札幌で開催された「第35回日本外来小児科学会年次集会」で、発表の機会をいただきました。
今回の講演テーマは、「医療現場におけるアクセシビリティとコミュニケーション」です。
医療には、優れた知識や技術があるだけでなく、それを必要とする人へ確実に届けることが求められます。
必要な情報にアクセスできること、自分の意思や気持ちを伝えられること、そして医療者とのコミュニケーションに参加できること。これらは、誰もが安心して医療を受けるための大切な土台です。
今回の学会テーマは、「こどもは未来である―小児科外来から笑顔を広げよう―」でした。
この言葉を目にしながら、未来をつくる子どもたちとご家族にとって、医療をより身近で、わかりやすく、参加しやすいものにするためには何が必要なのかを、改めて考えました。
会場では講演に加えて、東京慈恵会医科大学 先端医療情報技術研究部「アクセシビリティ・サポート・センター(ASC)」の取り組みについて、ポスター発表も行いました。
ポスターでは、iPhoneやiPadなどのデジタル機器を活用し、視覚、聴覚、発話、身体機能など、一人ひとりの状況に応じてコミュニケーションを支援する方法や、生成AI時代のアクセシビリティについて紹介しました。

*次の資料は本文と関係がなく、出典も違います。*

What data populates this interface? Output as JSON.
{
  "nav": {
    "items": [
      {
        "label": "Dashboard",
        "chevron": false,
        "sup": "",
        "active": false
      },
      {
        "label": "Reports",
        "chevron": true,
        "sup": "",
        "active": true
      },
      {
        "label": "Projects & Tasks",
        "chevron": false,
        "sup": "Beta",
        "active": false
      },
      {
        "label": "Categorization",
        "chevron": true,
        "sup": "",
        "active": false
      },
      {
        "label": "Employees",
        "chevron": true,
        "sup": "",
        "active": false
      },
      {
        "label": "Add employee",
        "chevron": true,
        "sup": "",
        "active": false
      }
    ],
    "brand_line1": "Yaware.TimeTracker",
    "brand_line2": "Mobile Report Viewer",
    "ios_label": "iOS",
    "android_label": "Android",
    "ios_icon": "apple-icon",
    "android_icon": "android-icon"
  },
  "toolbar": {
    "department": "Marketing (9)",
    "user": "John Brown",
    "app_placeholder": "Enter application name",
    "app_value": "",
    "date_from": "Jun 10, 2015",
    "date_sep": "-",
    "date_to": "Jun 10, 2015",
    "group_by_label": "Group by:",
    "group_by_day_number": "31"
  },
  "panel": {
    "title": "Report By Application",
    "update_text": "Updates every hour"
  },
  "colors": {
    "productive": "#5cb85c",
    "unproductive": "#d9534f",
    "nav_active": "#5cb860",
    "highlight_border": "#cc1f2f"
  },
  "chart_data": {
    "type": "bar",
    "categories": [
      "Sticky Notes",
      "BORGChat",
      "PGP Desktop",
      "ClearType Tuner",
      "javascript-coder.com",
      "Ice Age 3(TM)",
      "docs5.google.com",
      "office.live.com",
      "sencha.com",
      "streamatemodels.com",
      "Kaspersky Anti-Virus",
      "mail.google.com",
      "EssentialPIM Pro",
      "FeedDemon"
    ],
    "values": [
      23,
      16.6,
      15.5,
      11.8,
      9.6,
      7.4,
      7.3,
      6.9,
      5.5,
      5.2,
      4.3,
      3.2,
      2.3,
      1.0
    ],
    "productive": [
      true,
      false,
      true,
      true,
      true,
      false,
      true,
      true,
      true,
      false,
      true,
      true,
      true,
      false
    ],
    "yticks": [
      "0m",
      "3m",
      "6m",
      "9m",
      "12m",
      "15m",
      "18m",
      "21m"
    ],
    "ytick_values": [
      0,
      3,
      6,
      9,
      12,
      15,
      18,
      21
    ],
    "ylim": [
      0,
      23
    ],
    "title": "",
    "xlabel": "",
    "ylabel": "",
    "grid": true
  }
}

講演とポスター発表という2つの形で、アクセシビリティの大切さをお伝えできたことを、大変うれしく思います。
このような貴重な機会をくださった会頭の伊藤先生、座長を務めてくださった宮田先生、そしてご協力くださった前原先生に、心より感謝申し上げます。また、会場で発表をお聞きくださった皆さまにも、深く御礼申し上げます。
アクセシビリティは、一部の人だけのための特別なものではありません。必要な人に必要な情報が届き、誰もが自分の思いを伝えられる医療を実現するための、重要な基盤です。
札幌でお伝えした思いを、これからの活動へつなげていきます。
小児科外来から、そして一つひとつの医療現場から、笑顔が広がる未来を目指して。